Gestor vai ganhar bolada por aposta contra a Vale – e doar às vítimas
James Gulbrandsen, da administradora americana NCH Capital, previa queda das ações da empresa por motivos macroeconômicos. Mas tragédia acelerará ganhos
Denyse Godoy
Publicado em 27 de janeiro de 2019 às 07h25.
Última atualização em 27 de janeiro de 2019 às 09h57.
Segunda-feira deve a ser um dia caótico para a mineradora Vale na bolsa, com uma queda brusca nas ações pelo rompimento da barragem de Brumadinho (MG). Como foi feriado na sexta-feira, a B3, a bolsa brasileira, não abriu, adiando a reação negativa para esta segunda. Como sempre acontece nos mercados, alguém vai sair ganhando. James Gulbrandsen, gestor da administradora de investimentos americana NCH Capital no Brasil, é um deles. Mas não está nada animado.
Ele realizou uma operação na bolsa de valores que equivale a uma aposta na queda das ações da Vale.
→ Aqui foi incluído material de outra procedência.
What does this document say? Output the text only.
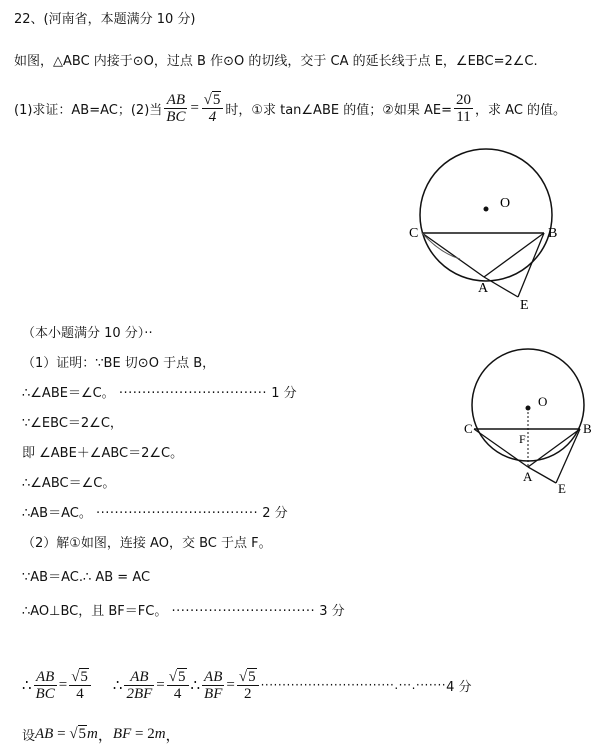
22、(河南省，本题满分 10 分)
如图，△ABC 内接于⊙O，过点 B 作⊙O 的切线，交于 CA 的延长线于点 E，∠EBC=2∠C.
(1)求证：AB=AC；(2)当 $\frac{AB}{BC} = \frac{√5}{4}$ 时，①求 tan∠ABE 的值；②如果 $AE= \frac{20}{11}$ ，求 AC 的值。
O
C	B
A
E
（本小题满分 10 分）··
（1）证明：∵BE 切⊙O 于点 B，
∴∠ABE＝∠C。 ································ 1 分
∵∠EBC＝2∠C，
即 ∠ABE＋∠ABC＝2∠C。
∴∠ABC＝∠C。
∴AB＝AC。 ··································· 2 分
（2）解①如图，连接 AO，交 BC 于点 F。
∵AB＝AC.∴ AB = AC
∴AO⊥BC，且 BF＝FC。 ······························· 3 分
O
C	B
F
A
E
∴ $\frac{AB}{BC} = \frac{√5}{4}$ ∴ $\frac{AB}{2BF} = \frac{√5}{4}$ ∴ $\frac{AB}{BF} = \frac{√5}{2}$ ·······························.···.······· 4 分
设 AB = √5 m ， BF = 2 m ，
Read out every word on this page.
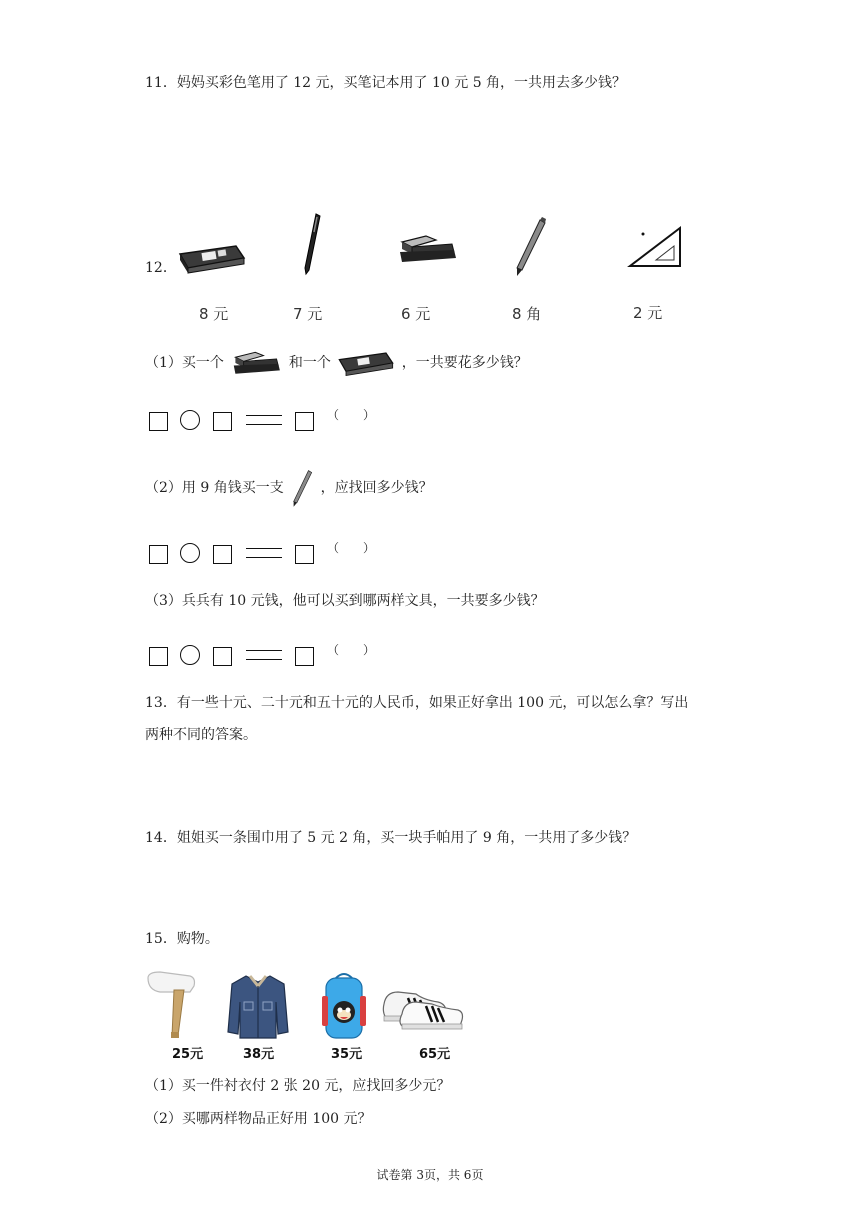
11．妈妈买彩色笔用了 12 元，买笔记本用了 10 元 5 角，一共用去多少钱？
12．
8 元	7 元	6 元	8 角	2 元
（1）买一个	和一个	，一共要花多少钱？
（　　）
（2）用 9 角钱买一支	，应找回多少钱？
（　　）
（3）兵兵有 10 元钱，他可以买到哪两样文具，一共要多少钱？
（　　）
13．有一些十元、二十元和五十元的人民币，如果正好拿出 100 元，可以怎么拿？写出
两种不同的答案。
14．姐姐买一条围巾用了 5 元 2 角，买一块手帕用了 9 角，一共用了多少钱？
15．购物。
25元	38元	35元	65元
（1）买一件衬衣付 2 张 20 元，应找回多少元？
（2）买哪两样物品正好用 100 元？
试卷第 3页，共 6页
Chamada de “short selling” ou venda a descoberto, consiste em vender, no mercado, um papel que não se possui esperando que seu preço caia para depois recomprar mais barato e ganhar a diferença. A equipe da NCH no Brasil montou essa transação na B3, a bolsa de São Paulo, ao longo das últimas duas semanas por acreditar que as ações da Vale devem engatar uma tendência de queda daqui para a frente com a desaceleração econômica da China, maior compradora de minério de ferro do mundo.
Mas Gulbrandsen afirmou a EXAME que não vai embolsar o lucro da operação, e sim doar o dinheiro às vítimas de Brumadinho. Sua aposta em uma queda da empresa, afinal, tinha fundamentos bem diferentes a uma nova tragédia ambiental e humana.
“Todo ciclo ótimo nos preços das commodities é, por natureza, seguido por um ciclo difícil. Com a desaceleração da China, os nossos softwares estão indicando que se aproxima uma baixa nos preços do minério de ferro”, diz James. “Infelizmente, a nossa posição deu lucro no curtíssimo prazo por um motivo muito triste, que é o rompimento da barragem em Brumadinho. Não podemos ficar com o ganho dessa operação.”
A NCH, por ser obrigada a seguir as normas da Securities and Exchange Commission (SEC), o órgão regulador do mercado financeiro nos Estados Unidos, não divulga o tamanho da sua operação de venda a descoberto com as ações da Vale nem expectativas de ganho. A gestora, que tem um patrimônio de 3,2 bilhões de dólares sob administração no mundo (e 500 milhões de reais no Brasil), tem que repassar para os cotistas do seu fundo que abriga a transação o lucro com a recompra dos papéis, mas doará a receita obtida com a taxa de performance dessa transação.
“Faremos o que pudermos para ajudar as famílias atingidas pelo desastre e esperamos que outros investidores façam o mesmo”, diz o gestor da NCH. “Acreditamos que nossos investimentos devem refletir nossos valores e que devemos fazer o bem. Eu, que vim de família pobre, sei que quem vive do mercado financeiro tem uma situação muito melhor do que a média, e é nosso dever ter solidariedade com a sociedade.”
Desde a tragédia de Mariana, no fim de 2015, a Vale vive um ótimo ciclo na Bolsa. A tonelada do minério de ferro passou de 40,50 dólares para 69,15 dólares. Desde então, acompanhando a elevação dos preços do minério de ferro e uma reestruturação corporativa que elevou o pagamento de dividendos pela companhia, a ação da empresa teve seu preço multiplicado por quase sete vezes, tendo fechado cotado a 56,15 reais na quinta-feira.